'Mad Honey' Will Not Lead to Good Sex
Lots of you love honey (some vegans ‘yes’, some vegans ‘no’) and there are plenty of famous hives from the White House to Google to Emilio Estevez’s backyard vineyard. But did you know that honey can also be turned into a form of biological warfare and as a not-so-recommended sexual aide?
Bees, naturally, consume nectar from flowers to build up their honey stores – using the sweet stuff to support the colony and keep their intense energy levels buzzing. Of course, that also means sometimes gathering nectar from the flowers of toxic plants. In the Middle East, where rhododendrons grow wild and en masse, this often leads to the creation of something called “Mad Honey”.
This version of what’s often dubbed as the world’s “most perfect food”, can land you in the hospital. Basically, when bees visit a rhododendron flower, they’re also picking up grayanotoxins that work as a sort of viagra on your system. Besides increased blood flow to your “nether regions”, you’ll also experience “excessive salivation, perspiration, vomiting, dizziness, weakness and paresthesia (pins and needles).
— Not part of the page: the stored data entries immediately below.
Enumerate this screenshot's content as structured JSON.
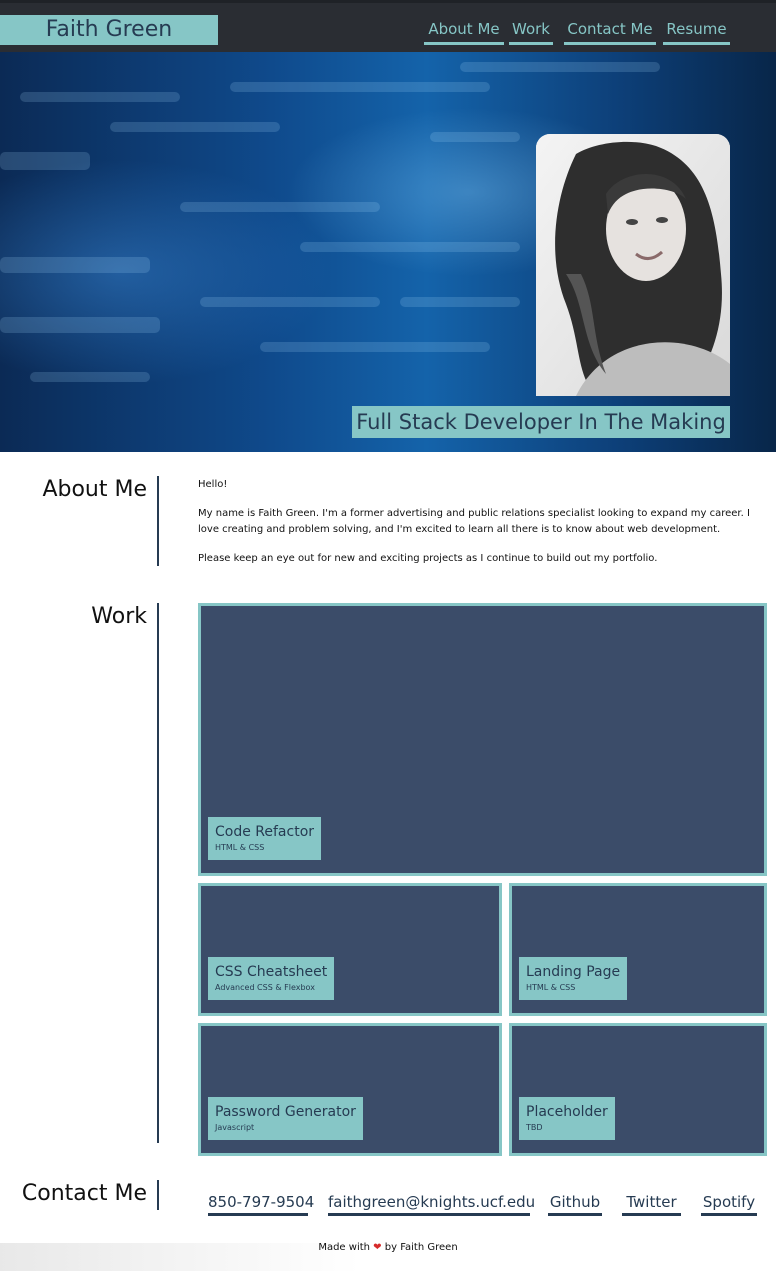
{
  "header": {
    "brand": "Faith Green",
    "nav": [
      "About Me",
      "Work",
      "Contact Me",
      "Resume"
    ]
  },
  "hero": {
    "tagline": "Full Stack Developer In The Making"
  },
  "about": {
    "title": "About Me",
    "paragraphs": [
      "Hello!",
      "My name is Faith Green. I'm a former advertising and public relations specialist looking to expand my career. I love creating and problem solving, and I'm excited to learn all there is to know about web development.",
      "Please keep an eye out for new and exciting projects as I continue to build out my portfolio."
    ]
  },
  "work": {
    "title": "Work",
    "projects": [
      {
        "title": "Code Refactor",
        "tech": "HTML & CSS"
      },
      {
        "title": "CSS Cheatsheet",
        "tech": "Advanced CSS & Flexbox"
      },
      {
        "title": "Landing Page",
        "tech": "HTML & CSS"
      },
      {
        "title": "Password Generator",
        "tech": "Javascript"
      },
      {
        "title": "Placeholder",
        "tech": "TBD"
      }
    ]
  },
  "contact": {
    "title": "Contact Me",
    "links": [
      "850-797-9504",
      "faithgreen@knights.ucf.edu",
      "Github",
      "Twitter",
      "Spotify"
    ]
  },
  "footer": {
    "prefix": "Made with",
    "heart": "❤",
    "suffix": "by Faith Green"
  },
  "colors": {
    "accent": "#86c6c6",
    "navy": "#263b52",
    "card": "#3b4c69",
    "header": "#2a2d33"
  }
}
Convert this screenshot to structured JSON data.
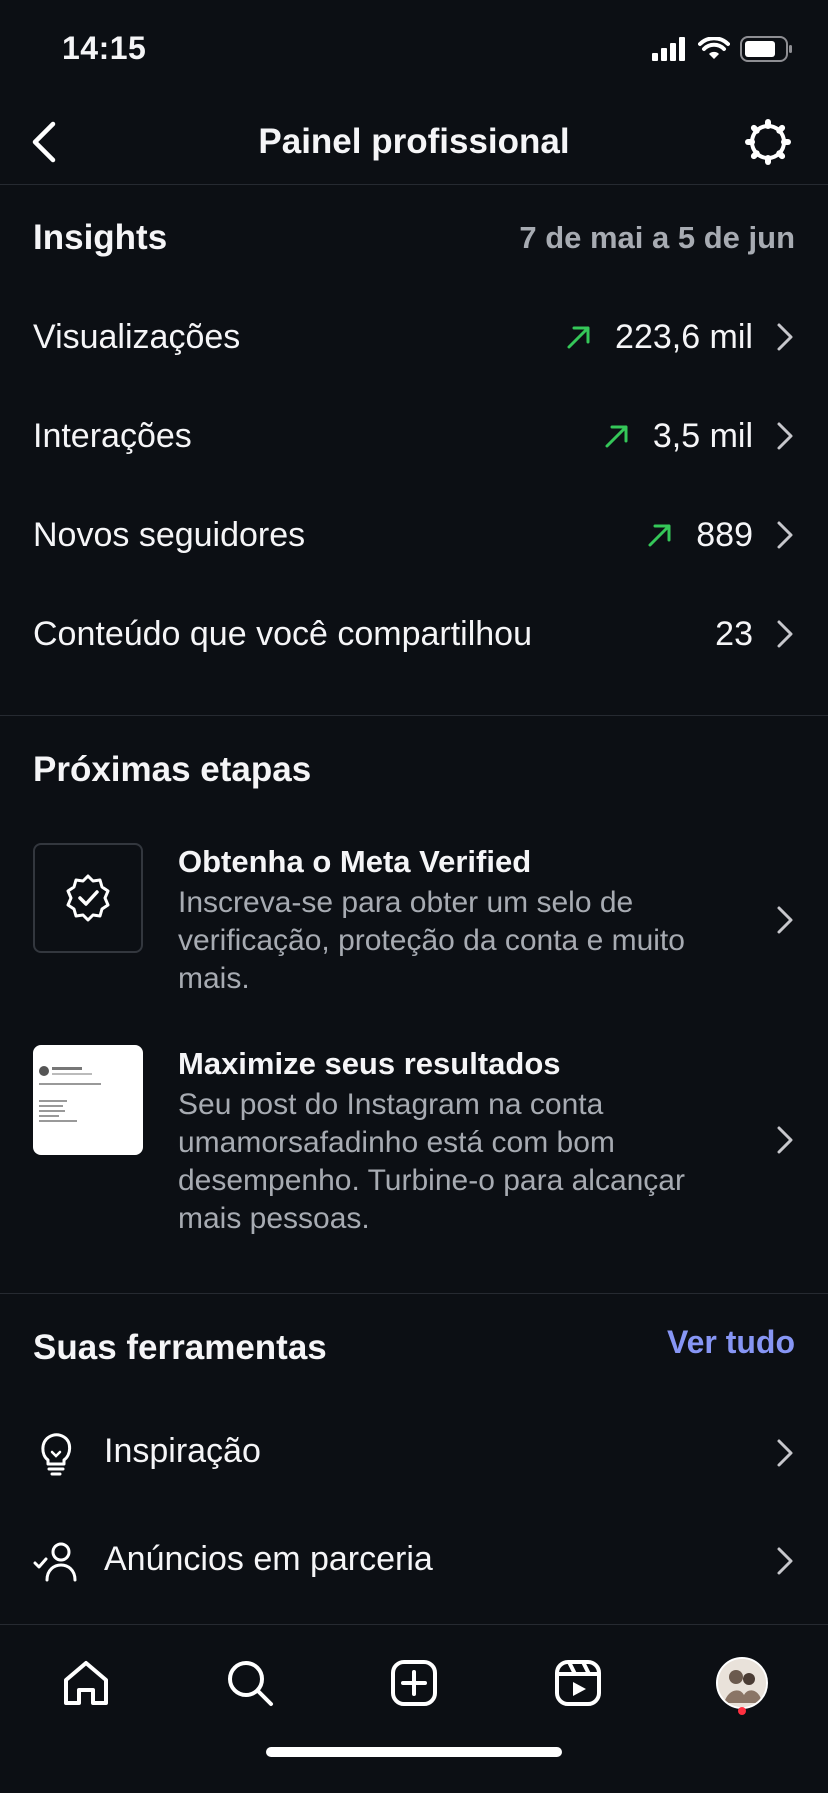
{
  "status": {
    "time": "14:15"
  },
  "header": {
    "title": "Painel profissional",
    "back_icon": "chevron-left-icon",
    "settings_icon": "gear-icon"
  },
  "insights": {
    "title": "Insights",
    "date_range": "7 de mai a 5 de jun",
    "trend_color": "#35c759",
    "rows": [
      {
        "label": "Visualizações",
        "value": "223,6 mil",
        "trend": "up"
      },
      {
        "label": "Interações",
        "value": "3,5 mil",
        "trend": "up"
      },
      {
        "label": "Novos seguidores",
        "value": "889",
        "trend": "up"
      },
      {
        "label": "Conteúdo que você compartilhou",
        "value": "23",
        "trend": "none"
      }
    ]
  },
  "next_steps": {
    "title": "Próximas etapas",
    "items": [
      {
        "title": "Obtenha o Meta Verified",
        "description": "Inscreva-se para obter um selo de verificação, proteção da conta e muito mais.",
        "icon": "verified-badge-icon"
      },
      {
        "title": "Maximize seus resultados",
        "description": "Seu post do Instagram na conta umamorsafadinho está com bom desempenho. Turbine-o para alcançar mais pessoas.",
        "icon": "post-thumbnail"
      }
    ]
  },
  "tools": {
    "title": "Suas ferramentas",
    "see_all": "Ver tudo",
    "accent": "#8796f5",
    "items": [
      {
        "label": "Inspiração",
        "icon": "lightbulb-icon"
      },
      {
        "label": "Anúncios em parceria",
        "icon": "partnership-user-icon"
      }
    ]
  },
  "tabbar": {
    "items": [
      "home-icon",
      "search-icon",
      "create-icon",
      "reels-icon",
      "profile-avatar"
    ]
  }
}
In a recent case, a couple in the Middle East was recently admitted to a Turkish hospital suffering from symptoms of confusion, chest pain, low blood pressure and slowed heartbeat. A doctor found that both had experienced a mild heart attack – and later discovered that they had each consumed only a tablespoon of “Mad Honey” to aide in sexual performance. According to another site, a team of scientists from Gazi University in Turkey reported that between 2002 and 2008, 21 cases of mad honey poisoning were treated at their hospital.
“Local beekeepers ranked sexual performance enhancement as the most common reason for therapeutic mad honey consumption in men aged 41 through 60 years,” the report stated.
Of course, it’s not just sex that mad honey has been used for – but also as a weapon to destroy entire armies. Back in 67 B.C., King Mithradates IV harvested honey combs tainted with the essence of rhododendron and left them in the path of an advancing Roman army commanded by Pompey the Great. The soliders consumed the sticky treat, doubled-over in agony for 24 hours, and were later wiped out by Mithradates.
With that in mind, this holiday season, please stick to the regular stuff.